Wettbetrug im Tennis:Doppelfehler im System

ATP World Tour

Wettbetrug im Tennis ist ein großes Problem.

(Foto: Juan Carlos Hidalgo/dpa)

Der Tennisweltverband ITF feiert sich für Maßnahmen gegen Wettbetrug. Dieses Eigenlob ist fehl am Platz, denn die Branche selbst bietet auch Strukturen, in denen unterklassige Profis kaum über die Runden kommen können.

Kommentar von Gerald Kleffmann

Dass Tennis anfällig ist für den Missbrauch von Sportwetten, ist keine neue Erkenntnis, bekanntermaßen lassen sich zwei Quellen des Übels ausfindig machen: die, die einfach verdientes Geld zum Schummeln bieten - und die, die das Geld annehmen. Ein kleiner Doppelfehler, auf den sich ja auch setzen lässt, mag schließlich nicht auffallen, zumindest nicht in jenen Profi-Spielklassen, die weit weg liegen von New York und Wimbledon und von denen Dominik Koepfer jetzt sprach. "Ich kann mir schon vorstellen, dass manche Leute einfach verzweifelt sind und es ihre letzte Chance ist, noch weiter Tennis zu spielen", sagte der 25-jährige Deutsche der Agentur dpa.

Koepfers Versuch, Verständnis für die Not vieler Spieler aufzubringen, die nicht wie er auf Weltranglistenplatz 94 stehen oder von den Eltern gefördert wurden, mag ehrenwert gemeint gewesen sein. Doch Betrug bleibt Betrug und lässt sich nicht dadurch rechtfertigen, dass Umstände ihn erforderten. Koepfers Gedanke beinhaltete nichtsdestotrotz einen Kern, der die Wurzel der Problematik betrifft: Will man auf unterer Ebene einsteigen, bei ITF-und Future-Events, lässt sich selbst im Bestfall zu wenig verdienen, um die Kosten für Reisen und Teambetreuung zu begleichen. Das System ernährt nicht alle seine Spieler, die es ja will. Ein Widerspruch in sich, nach wie vor.

Wetten auf Matches in der Provinz werden zu wenig unterbunden

Wie zum Beweis, in welcher Spannbreite sich die Preisgeldstruktur bewegt, veröffentlichten die Australian Open ihre Zahlen. 45 Millionen Euro werden ab Mitte Januar in Melbourne ausgeschüttet, eine Steigerung von 13,6 Prozent zu 2018, je zweieinhalb Millionen Euro kassieren die Einzelsieger.

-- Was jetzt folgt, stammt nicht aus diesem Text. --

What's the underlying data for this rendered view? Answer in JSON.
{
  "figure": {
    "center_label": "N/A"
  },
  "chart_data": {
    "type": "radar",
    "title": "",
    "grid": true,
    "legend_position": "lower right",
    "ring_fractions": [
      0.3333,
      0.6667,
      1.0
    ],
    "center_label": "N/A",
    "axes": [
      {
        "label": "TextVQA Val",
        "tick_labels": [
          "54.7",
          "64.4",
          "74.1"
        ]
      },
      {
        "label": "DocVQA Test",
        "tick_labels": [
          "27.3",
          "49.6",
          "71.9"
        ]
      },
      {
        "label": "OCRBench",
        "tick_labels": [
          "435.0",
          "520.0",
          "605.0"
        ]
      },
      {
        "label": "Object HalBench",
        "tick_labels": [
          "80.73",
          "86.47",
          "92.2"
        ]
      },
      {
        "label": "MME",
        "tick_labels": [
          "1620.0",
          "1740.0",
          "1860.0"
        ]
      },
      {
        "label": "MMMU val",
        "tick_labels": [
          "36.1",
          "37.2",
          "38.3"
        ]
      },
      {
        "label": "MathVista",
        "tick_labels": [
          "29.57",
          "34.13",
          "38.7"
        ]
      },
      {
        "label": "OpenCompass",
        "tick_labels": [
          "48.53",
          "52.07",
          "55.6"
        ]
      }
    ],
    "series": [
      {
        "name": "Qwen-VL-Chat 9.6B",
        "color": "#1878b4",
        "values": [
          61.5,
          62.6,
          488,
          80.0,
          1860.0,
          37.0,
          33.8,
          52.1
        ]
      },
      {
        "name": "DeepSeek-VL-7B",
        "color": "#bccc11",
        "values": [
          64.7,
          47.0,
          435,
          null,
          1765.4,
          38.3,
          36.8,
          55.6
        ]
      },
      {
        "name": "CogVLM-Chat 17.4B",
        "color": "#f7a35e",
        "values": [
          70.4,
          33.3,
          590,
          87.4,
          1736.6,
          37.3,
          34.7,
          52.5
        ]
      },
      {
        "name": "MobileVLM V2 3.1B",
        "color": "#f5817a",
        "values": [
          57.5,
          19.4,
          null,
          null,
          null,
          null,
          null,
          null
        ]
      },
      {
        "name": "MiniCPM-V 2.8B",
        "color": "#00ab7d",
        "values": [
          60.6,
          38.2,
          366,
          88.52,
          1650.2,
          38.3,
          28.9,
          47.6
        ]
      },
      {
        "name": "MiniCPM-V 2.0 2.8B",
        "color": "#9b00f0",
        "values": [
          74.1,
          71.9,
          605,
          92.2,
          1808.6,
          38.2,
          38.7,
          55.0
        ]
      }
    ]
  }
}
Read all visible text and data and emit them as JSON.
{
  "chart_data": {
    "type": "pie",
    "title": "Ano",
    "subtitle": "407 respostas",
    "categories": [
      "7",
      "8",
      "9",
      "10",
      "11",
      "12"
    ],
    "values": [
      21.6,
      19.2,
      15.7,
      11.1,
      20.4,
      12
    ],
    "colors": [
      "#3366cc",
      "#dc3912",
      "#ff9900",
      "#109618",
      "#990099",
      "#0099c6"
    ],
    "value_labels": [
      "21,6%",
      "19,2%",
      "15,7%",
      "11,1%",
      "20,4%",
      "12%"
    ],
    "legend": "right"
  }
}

Unter den Grand-Slam-Turnieren findet ein Wettrüsten statt, sie können es sich leisten, jede der vier Messen erwirtschaftet einen dreistelligen Millionenbetrag, heißt es. Hinsichtlich einer gerechteren Umverteilung immerhin gibt es Fortschritte, Erstrundenverlierer erhalten rund 60 000 Euro, für einen wie Koepfer sind solche Summen Säulen der Budgetplanung. Und doch: Dem Tennissport in der Breite hilft es nicht, wenn die Spitze obszön reich wird, 80 Prozent der Profis aber schauen müssen, wie sie sich die erste Runde in Südamerika oder Südtirol finanzieren. Wobei sich die Frage stellt: Wie global müssen unterklassige Serien überhaupt sein?

Der Ruf nach mehr Überlebensfähigkeit am Ende des Rankings ist nachvollziehbar. Aber auch eine andere Schwachstelle im System ist hausgemacht. Zu wenig wurde stets unternommen, um Wetten auf Matches in der Provinz zu unterbinden. Dass der Weltverband Livescores bei 15 000-Dollar-Events verbieten will, mutet richtig an. Doch fraglich ist, wie erfolgreich die ITF im Milliardenbusiness der Zocker mit ihrem auf süße acht Millionen Dollar aufgestockten Kontrollsystem sein kann: Es gibt mehr als 1000 solcher ITF-Turniere in 80 Ländern. Symbolpolitik hat Wettsyndikate und solche, die mitwirken bei der Korruption, selten vor Taten abgeschreckt. Deshalb ist das Eigenlob der ITF zu ihren Maßnahmen völlig fehl am Platz. Das System muss sich schon auch selbst hinterfragen.